PIRU // MSN,
Memperingati Hari Antikorupsi Sedunia (Hakordia) tahun 2025, Kejaksaan Negeri Seram Bagian Barat (Kejari SBB) menegaskan kembali komitmennya dalam memberantas praktik rasuah di bumi Saka Mese Nusa. Momentum ini dimanfaatkan Kejari SBB untuk memaparkan transparansi capaian kinerja penanganan perkara tindak pidana korupsi (tipikor) sepanjang tahun 2025 kepada publik.
Kepala Kejaksaan Negeri Seram Bagian Barat, Anto Widi Nugroho, S.H.,M.H dalam keterangannya yang disampaikan di Aula Kantor Kejaksaan setelah melaksanakan upacara peringatan Hakordia, pada Selasa (9/12/25).
Sepanjang periode Januari hingga Desember 2025, Kejari SBB telah melaksanakan penanganan perkara tindak pidana korupsi mulai dari penyelidikan, penyidikan, penuntutan hingga eksekusi dan pengembalian kerugian negara.
Terdapat Enam kasus penyelidikan antara lain, dugaan tindak pidana korupsi pengelolaan Dana Desa Tahalupu Tahun 2023, dugaan korupsi perjalanan dinas DPRD SBB Tahun 2021, dugaan korupsi fasilitas Kredit Usaha Rakyat (KUR) Bank BRI Kantor Cabang Pembantu SBB, dugaan korupsi pembangunan Masjid Nurul Yasin Kota Piru Tahun 2020-2023, dugaan penyalahgunaan Dana Desa Lokki, dan dugaan tindak pidana korupsi dalam pengelolaan Dana Desa dan Alokasi Dana Desa Hatunuru.
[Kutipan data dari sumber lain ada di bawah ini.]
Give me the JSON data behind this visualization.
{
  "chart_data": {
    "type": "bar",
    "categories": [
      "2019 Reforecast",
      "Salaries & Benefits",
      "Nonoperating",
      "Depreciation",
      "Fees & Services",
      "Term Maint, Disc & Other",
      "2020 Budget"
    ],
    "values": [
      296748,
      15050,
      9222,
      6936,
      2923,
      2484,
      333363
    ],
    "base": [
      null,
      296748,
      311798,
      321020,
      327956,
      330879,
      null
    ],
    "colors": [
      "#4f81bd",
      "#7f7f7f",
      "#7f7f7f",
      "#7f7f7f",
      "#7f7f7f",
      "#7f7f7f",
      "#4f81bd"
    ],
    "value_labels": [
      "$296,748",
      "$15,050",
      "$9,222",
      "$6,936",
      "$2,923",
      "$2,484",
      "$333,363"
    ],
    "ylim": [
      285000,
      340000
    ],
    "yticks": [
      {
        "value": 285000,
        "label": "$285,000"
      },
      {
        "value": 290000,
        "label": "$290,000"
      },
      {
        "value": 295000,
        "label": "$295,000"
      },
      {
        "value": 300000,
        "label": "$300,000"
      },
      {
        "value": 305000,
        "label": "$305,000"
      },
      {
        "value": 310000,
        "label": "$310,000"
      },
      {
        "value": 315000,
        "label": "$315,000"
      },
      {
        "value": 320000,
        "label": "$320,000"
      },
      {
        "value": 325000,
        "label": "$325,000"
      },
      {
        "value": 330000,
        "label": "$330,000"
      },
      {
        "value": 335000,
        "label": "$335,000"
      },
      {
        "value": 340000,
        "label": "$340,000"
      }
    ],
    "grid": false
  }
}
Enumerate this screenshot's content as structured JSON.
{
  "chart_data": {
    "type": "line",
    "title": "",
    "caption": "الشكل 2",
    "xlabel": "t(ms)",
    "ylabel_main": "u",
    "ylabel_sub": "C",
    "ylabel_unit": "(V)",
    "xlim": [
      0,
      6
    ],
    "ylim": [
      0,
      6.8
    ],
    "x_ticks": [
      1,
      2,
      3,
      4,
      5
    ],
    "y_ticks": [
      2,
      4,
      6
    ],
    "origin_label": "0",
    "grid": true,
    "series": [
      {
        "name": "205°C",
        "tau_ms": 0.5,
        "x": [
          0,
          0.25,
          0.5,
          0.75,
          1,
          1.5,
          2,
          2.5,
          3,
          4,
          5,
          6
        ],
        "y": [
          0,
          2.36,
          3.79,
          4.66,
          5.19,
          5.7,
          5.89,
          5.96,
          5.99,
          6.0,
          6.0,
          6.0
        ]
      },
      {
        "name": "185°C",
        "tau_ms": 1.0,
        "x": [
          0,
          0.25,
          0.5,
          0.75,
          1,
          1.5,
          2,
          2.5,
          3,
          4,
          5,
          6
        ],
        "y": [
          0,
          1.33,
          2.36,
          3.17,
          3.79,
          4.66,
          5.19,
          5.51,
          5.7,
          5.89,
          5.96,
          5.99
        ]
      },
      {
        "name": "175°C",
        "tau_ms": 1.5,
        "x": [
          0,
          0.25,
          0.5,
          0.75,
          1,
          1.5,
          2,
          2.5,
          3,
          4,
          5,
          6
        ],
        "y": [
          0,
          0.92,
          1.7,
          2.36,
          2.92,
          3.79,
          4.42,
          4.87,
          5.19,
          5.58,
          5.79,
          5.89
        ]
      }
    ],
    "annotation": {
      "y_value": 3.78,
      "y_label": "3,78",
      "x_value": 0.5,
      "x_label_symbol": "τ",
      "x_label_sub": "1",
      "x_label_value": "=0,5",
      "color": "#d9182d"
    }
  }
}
Kemudian ada Lima perkara yang telah dinaikkan statusnya ke tahap Penyidikan diantaranya, dugaan penyalahgunaan penyimpangan Dana Desa di Morekau Tahun 2018-2020, penyalahgunaan Dana Desa Lokki, tindak pidana korupsi dalam pengelolaan Dana Desa dan Alokasi Dana Desa Hatunuru, tindak pidana korupsi dalam pengelolaan anggaran penanganan Covid-19 pada Dinas Sosial SBB dan pengelolaan anggaran Covid-19 Splitan dari tersangka Yoseph Rahanten yaitu tersangka atas nama Mientje Lekransy.
Pada tahap Penuntutan terdapat Lima perkara yang disidangkan untuk tahun ini antara lain, perkara tindak pidana korupsi pengelolaan Belanja Tidak Terduga Covid-19 pada Dinas Sosial SBB Tahun Anggaran 2020 dengan tersangka Yoseph Rahanten, perkara tindak pidana korupsi Belanja Tidak Terduga Covid-19 pada Dinas Sosial SBB Tahun Anggaran 2020 dengan tersangka Mientje Lekransy, dugaan tindak pidana korupsi pengelolaan Dana Desa dan Alokasi Dana Desa Manusa dengan tersangka atas nama Alexander Niak, tindak pidana korupsi anggaran Dana Desa Manusa dengan tersangka Amelia Latue, dan tindak pidana korupsi penyimpangan pelaksanaan pembangunan ruas jalan Desa Rambatu-Manusa dengan tersangka Guwen Salhuteru.
Kemudian pada tahap eksekusi sebanyak 2 perkara diantaranya, tindak pidana korupsi Pakaian Gratis SD/MI, SMP/MTs pada Tahun 2022 atas nama Anwar Patty , dan tindak pidana korupsi penyimpangan Pembangunan ruas jalan Desa Rambatu-Manusa dengan tersangka Jories Soukota dan meraka telah dieksekusi dengan putusan yang berkekuatan hukum tetap (inkracht).
"Semangat Hakordia 2025 adalah penguatan integritas dan pemulihan. Alhamdulillah, tahun ini kami berhasil menyelamatkan keuangan negara sebesar Rp 250.000.000,- dari tangan koruptor. Uang ini dikembalikan ke kas negara/daerah untuk dimanfaatkan kembali bagi kepentingan rakyat," ujar Kajari.
Selain penindakan, Kejari SBB juga gencar melakukan upaya preventif melalui program penyuluhan ke Sekolah dan Desa hingga kepada masyarakat umum di Kabupaten Seram Bagian Barat agar dapat terhindar dari penyimpangan.